The most forceful impression of Narrow Rooms is how politically incorrect a novel it is. In a modern age where all LGBT people are supposed to be happy, well-adjusted poster children for homo-normativity, Purdy’s novel is like a runny dog turd smeared on a hot pavement.
A gothic tour de force of lust, perversion, obsession and violence, all often on the same page, Narrow Rooms ostensibly centres on a lovers’ triangle gone wrong. To give away any more of the lurid plot, especially the ending, would be to deprive Purdy’s novel of much of its impact. This is a book to experience; beware that it will probably hit you like a sledgehammer in the nuts.
What struck me immediately about Narrow Rooms is how pared down the writing is.
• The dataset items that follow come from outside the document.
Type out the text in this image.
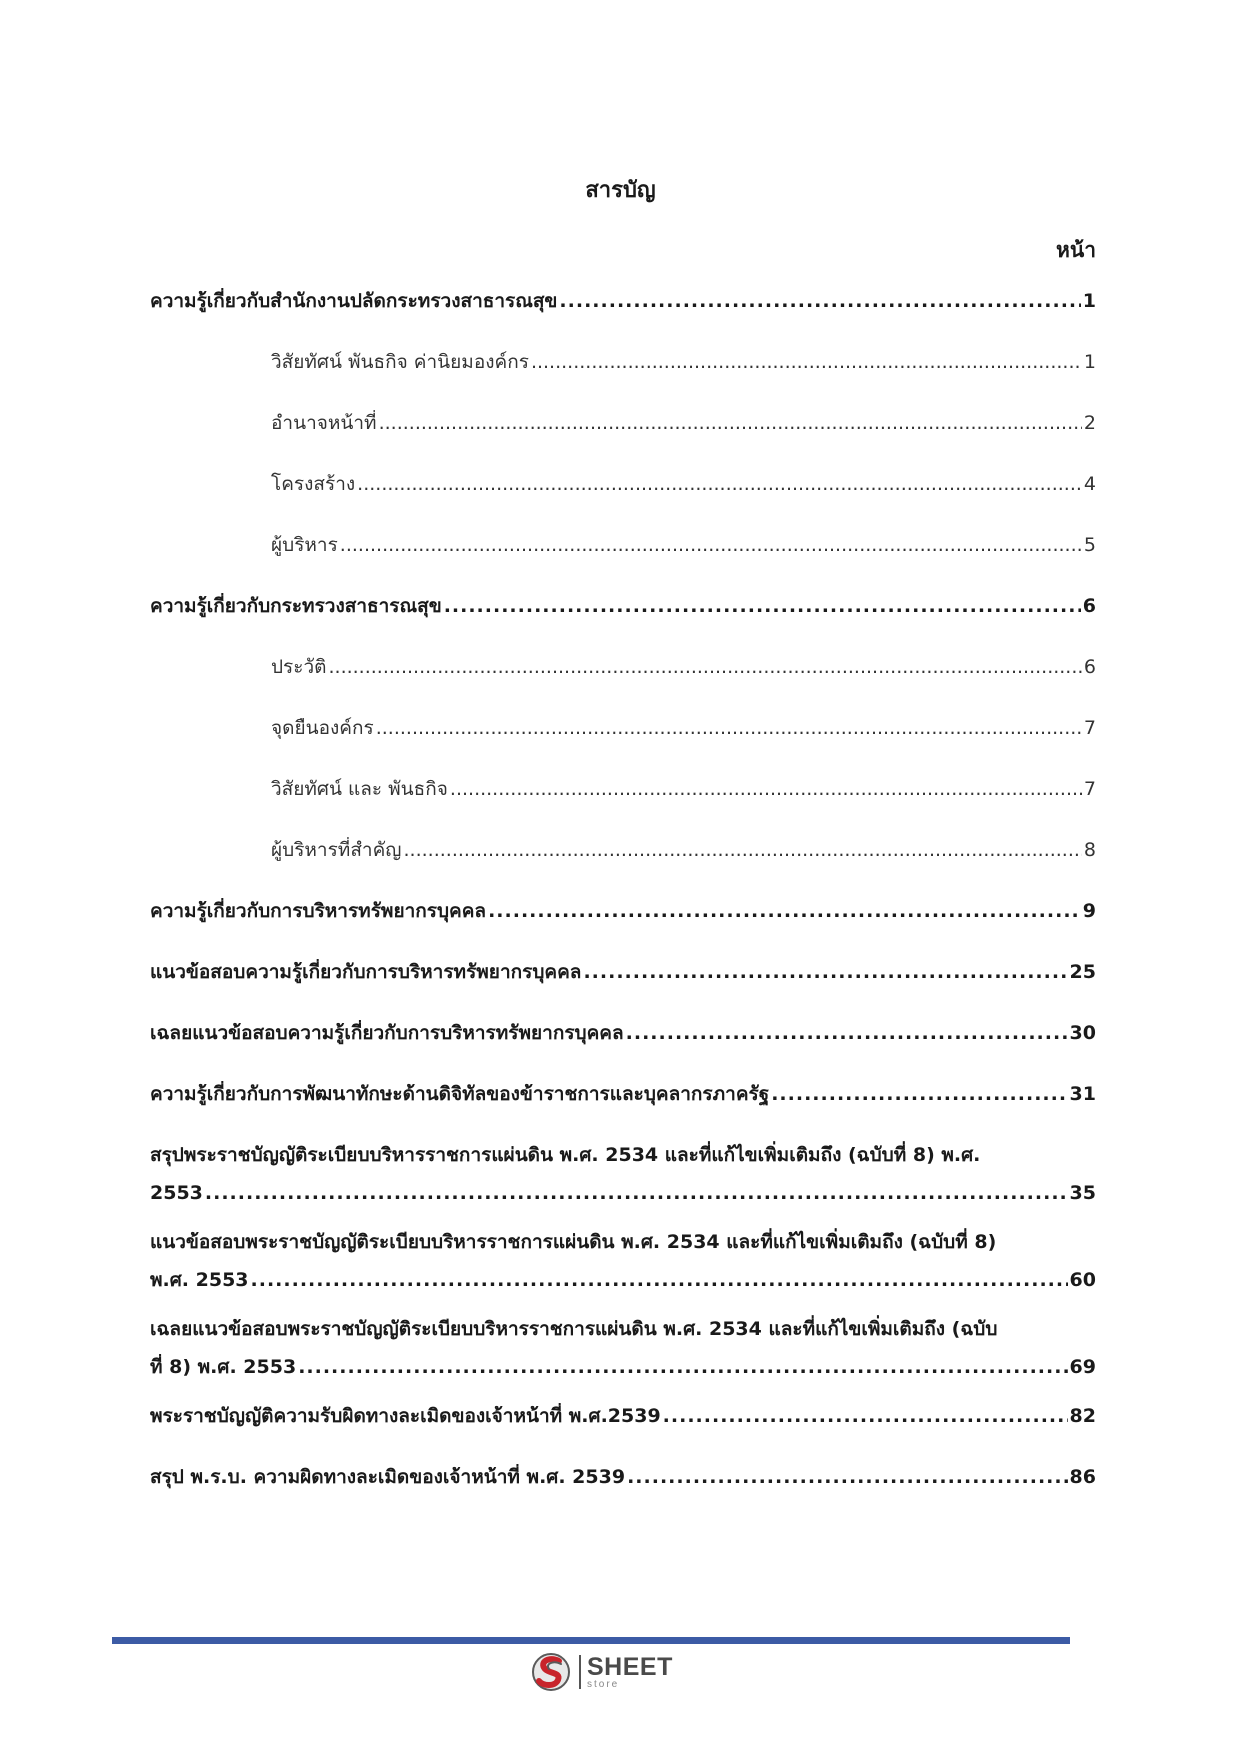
สารบัญ
หน้า
ความรู้เกี่ยวกับสำนักงานปลัดกระทรวงสาธารณสุข .....	1
วิสัยทัศน์ พันธกิจ ค่านิยมองค์กร .....	1
อำนาจหน้าที่ .....	2
โครงสร้าง .....	4
ผู้บริหาร .....	5
ความรู้เกี่ยวกับกระทรวงสาธารณสุข .....	6
ประวัติ .....	6
จุดยืนองค์กร .....	7
วิสัยทัศน์ และ พันธกิจ .....	7
ผู้บริหารที่สำคัญ .....	8
ความรู้เกี่ยวกับการบริหารทรัพยากรบุคคล .....	9
แนวข้อสอบความรู้เกี่ยวกับการบริหารทรัพยากรบุคคล .....	25
เฉลยแนวข้อสอบความรู้เกี่ยวกับการบริหารทรัพยากรบุคคล .....	30
ความรู้เกี่ยวกับการพัฒนาทักษะด้านดิจิทัลของข้าราชการและบุคลากรภาครัฐ .....	31
สรุปพระราชบัญญัติระเบียบบริหารราชการแผ่นดิน พ.ศ. 2534 และที่แก้ไขเพิ่มเติมถึง (ฉบับที่ 8) พ.ศ.
2553 .....	35
แนวข้อสอบพระราชบัญญัติระเบียบบริหารราชการแผ่นดิน พ.ศ. 2534 และที่แก้ไขเพิ่มเติมถึง (ฉบับที่ 8)
พ.ศ. 2553 .....	60
เฉลยแนวข้อสอบพระราชบัญญัติระเบียบบริหารราชการแผ่นดิน พ.ศ. 2534 และที่แก้ไขเพิ่มเติมถึง (ฉบับ
ที่ 8) พ.ศ. 2553 .....	69
พระราชบัญญัติความรับผิดทางละเมิดของเจ้าหน้าที่ พ.ศ.2539 .....	82
สรุป พ.ร.บ. ความผิดทางละเมิดของเจ้าหน้าที่ พ.ศ. 2539 .....	86
SHEET
store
Gone is the often ornamental writing and baroque plot contrivances of earlier novels like Cabot Wright Begins and Eustace Chisholm and the Works.
Here Purdy strips his writing bare, just as he lays bare the tortured souls of this wretched trilogy of characters. As a result, the book reads like a parable, while also having the impact of a Biblical story. This is also quite a brief novel, barely 200 pages, that moves inexorably from Sidney arriving home from jail to the domestic apocalypse unleashed at the end.
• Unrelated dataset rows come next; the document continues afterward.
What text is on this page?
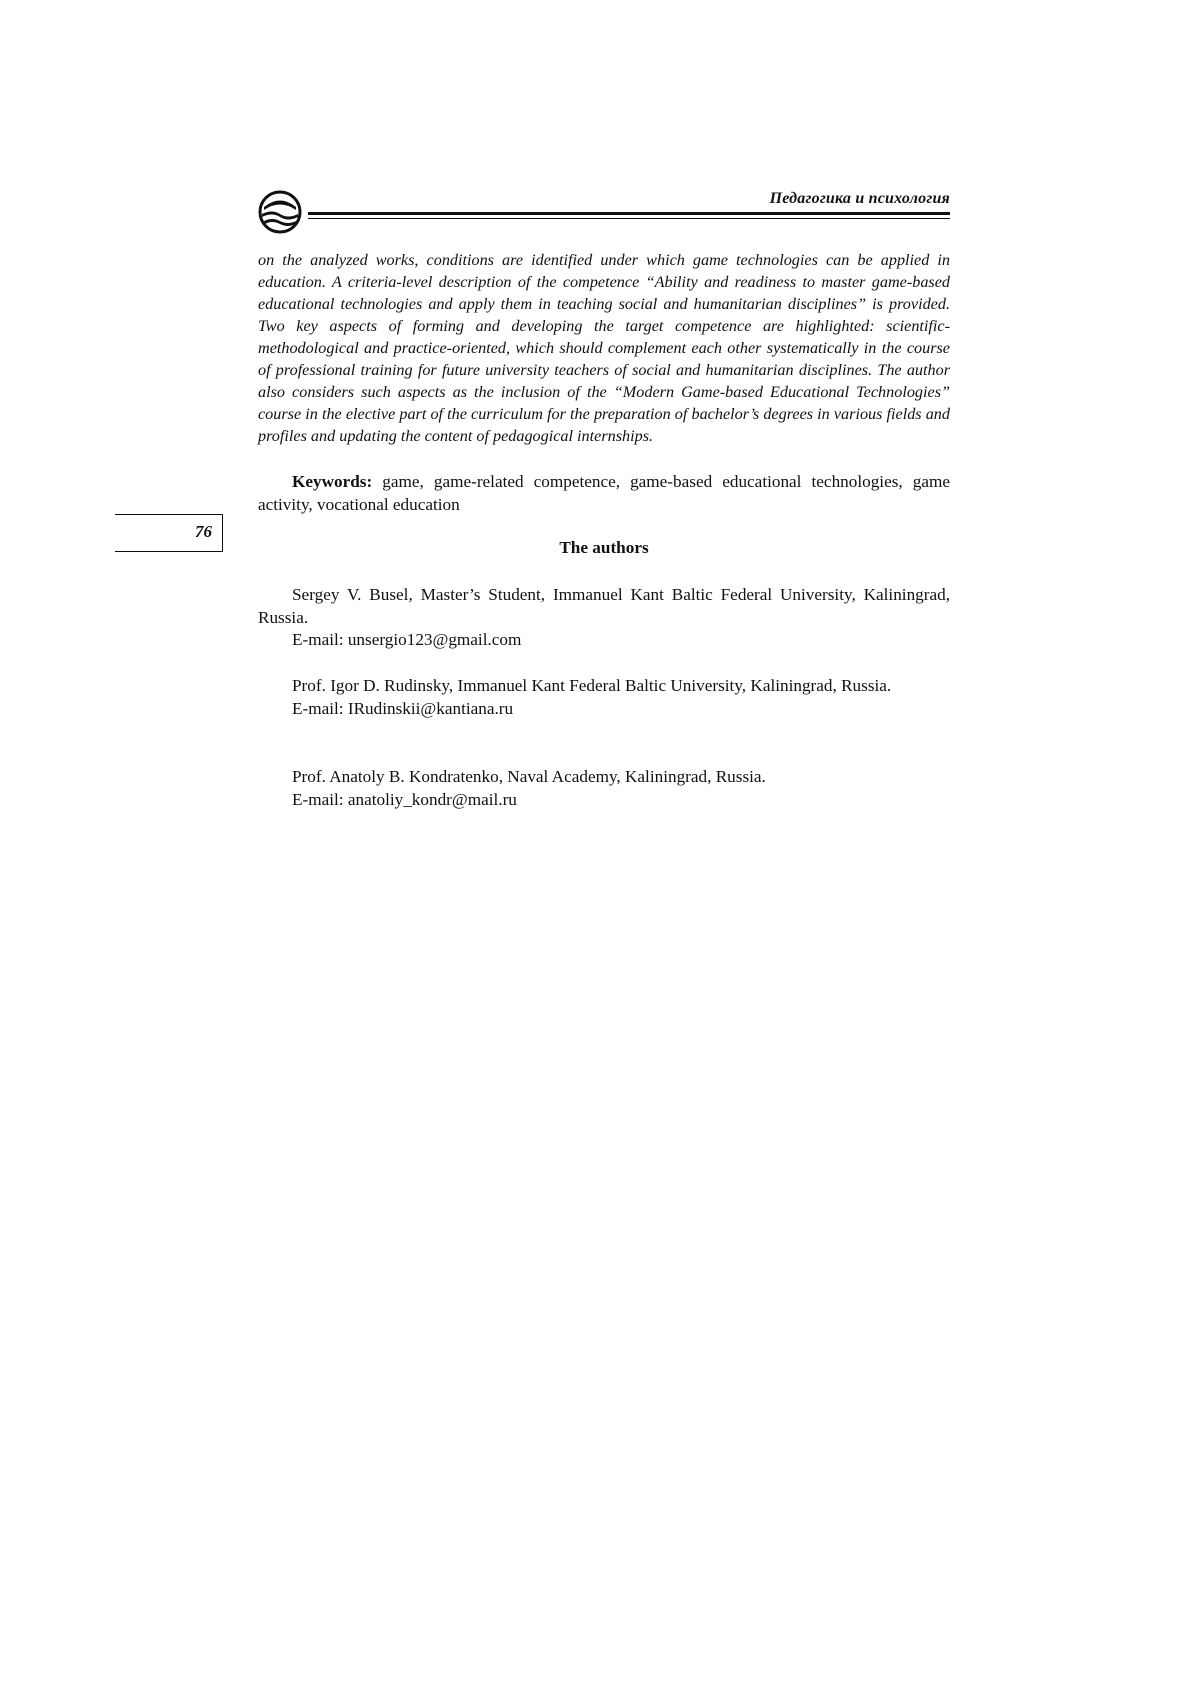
Педагогика и психология

on the analyzed works, conditions are identified under which game technologies can be applied in education. A criteria-level description of the competence “Ability and readiness to master game-based educational technologies and apply them in teaching social and humanitarian disciplines” is provided. Two key aspects of forming and developing the target competence are highlighted: scientific-methodological and practice-oriented, which should complement each other systematically in the course of professional training for future university teachers of social and humanitarian disciplines. The author also considers such aspects as the inclusion of the “Modern Game-based Educational Technologies” course in the elective part of the curriculum for the preparation of bachelor’s degrees in various fields and profiles and updating the content of pedagogical internships.

Keywords: game, game-related competence, game-based educational technologies, game activity, vocational education
76
The authors

Sergey V. Busel, Master’s Student, Immanuel Kant Baltic Federal University, Kaliningrad, Russia.

E-mail: unsergio123@gmail.com

Prof. Igor D. Rudinsky, Immanuel Kant Federal Baltic University, Kaliningrad, Russia.

E-mail: IRudinskii@kantiana.ru

Prof. Anatoly B. Kondratenko, Naval Academy, Kaliningrad, Russia.

E-mail: anatoliy_kondr@mail.ru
What is one to make of Purdy’s contention that true love is as much a destructive force as it is a creative one? That desire or even lust thwarted is liable to fester in a person, leading him to lash out with all the pain and rejection that he himself feels he has been dealt?
I constantly use the male pronoun, although I would hesitate to label this a ‘gay’ novel, despite the proliferation of gay sex, which runs the gamut from enthusiastic tonguing to eyebrow-raising S&M (and this all in a 1978 novel).
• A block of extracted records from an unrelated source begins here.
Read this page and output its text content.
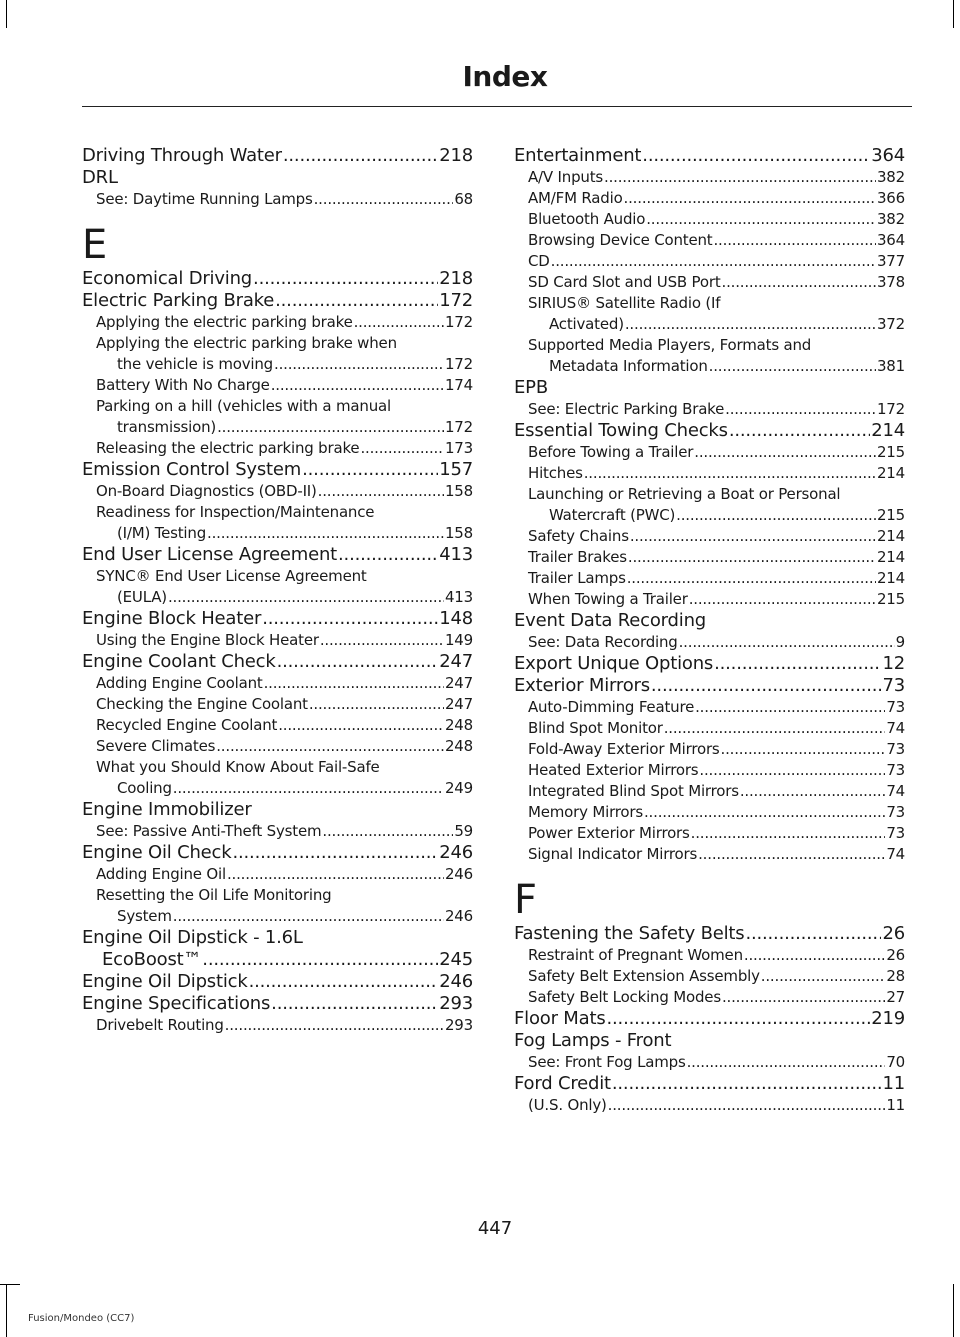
Index
Driving Through Water .....	218
DRL
See: Daytime Running Lamps .....	68
E
Economical Driving .....	218
Electric Parking Brake .....	172
Applying the electric parking brake .....	172
Applying the electric parking brake when
the vehicle is moving .....	172
Battery With No Charge .....	174
Parking on a hill (vehicles with a manual
transmission) .....	172
Releasing the electric parking brake .....	173
Emission Control System .....	157
On-Board Diagnostics (OBD-II) .....	158
Readiness for Inspection/Maintenance
(I/M) Testing .....	158
End User License Agreement .....	413
SYNC® End User License Agreement
(EULA) .....	413
Engine Block Heater .....	148
Using the Engine Block Heater .....	149
Engine Coolant Check .....	247
Adding Engine Coolant .....	247
Checking the Engine Coolant .....	247
Recycled Engine Coolant .....	248
Severe Climates .....	248
What you Should Know About Fail-Safe
Cooling .....	249
Engine Immobilizer
See: Passive Anti-Theft System .....	59
Engine Oil Check .....	246
Adding Engine Oil .....	246
Resetting the Oil Life Monitoring
System .....	246
Engine Oil Dipstick - 1.6L
EcoBoost™ .....	245
Engine Oil Dipstick .....	246
Engine Specifications .....	293
Drivebelt Routing .....	293
Entertainment .....	364
A/V Inputs .....	382
AM/FM Radio .....	366
Bluetooth Audio .....	382
Browsing Device Content .....	364
CD .....	377
SD Card Slot and USB Port .....	378
SIRIUS® Satellite Radio (If
Activated) .....	372
Supported Media Players, Formats and
Metadata Information .....	381
EPB
See: Electric Parking Brake .....	172
Essential Towing Checks .....	214
Before Towing a Trailer .....	215
Hitches .....	214
Launching or Retrieving a Boat or Personal
Watercraft (PWC) .....	215
Safety Chains .....	214
Trailer Brakes .....	214
Trailer Lamps .....	214
When Towing a Trailer .....	215
Event Data Recording
See: Data Recording .....	9
Export Unique Options .....	12
Exterior Mirrors .....	73
Auto-Dimming Feature .....	73
Blind Spot Monitor .....	74
Fold-Away Exterior Mirrors .....	73
Heated Exterior Mirrors .....	73
Integrated Blind Spot Mirrors .....	74
Memory Mirrors .....	73
Power Exterior Mirrors .....	73
Signal Indicator Mirrors .....	74
F
Fastening the Safety Belts .....	26
Restraint of Pregnant Women .....	26
Safety Belt Extension Assembly .....	28
Safety Belt Locking Modes .....	27
Floor Mats .....	219
Fog Lamps - Front
See: Front Fog Lamps .....	70
Ford Credit .....	11
(U.S. Only) .....	11
447
Fusion/Mondeo (CC7)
Despite the violence and anguish, can one ultimately see this as a novel of hope rather than despair? I would like to think so. After this late novel Purdy himself had about 20 years left to live, holed up in the Brooklyn, NY apartment where he stayed for 45 years until his death in 2009, largely ignored by the literary establishment that had so fêted him at the start of his career.
And yet I do not think this is a bitter novel. Instead it is a remarkable distillation of the uncompromising vision that Purdy had been honing throughout his career. As Paul Binding writes in the 1985 Introduction to the reprint: “If love is what frequently brings people into damned-seeing states of being, it – and it alone – is what brings about redemption.”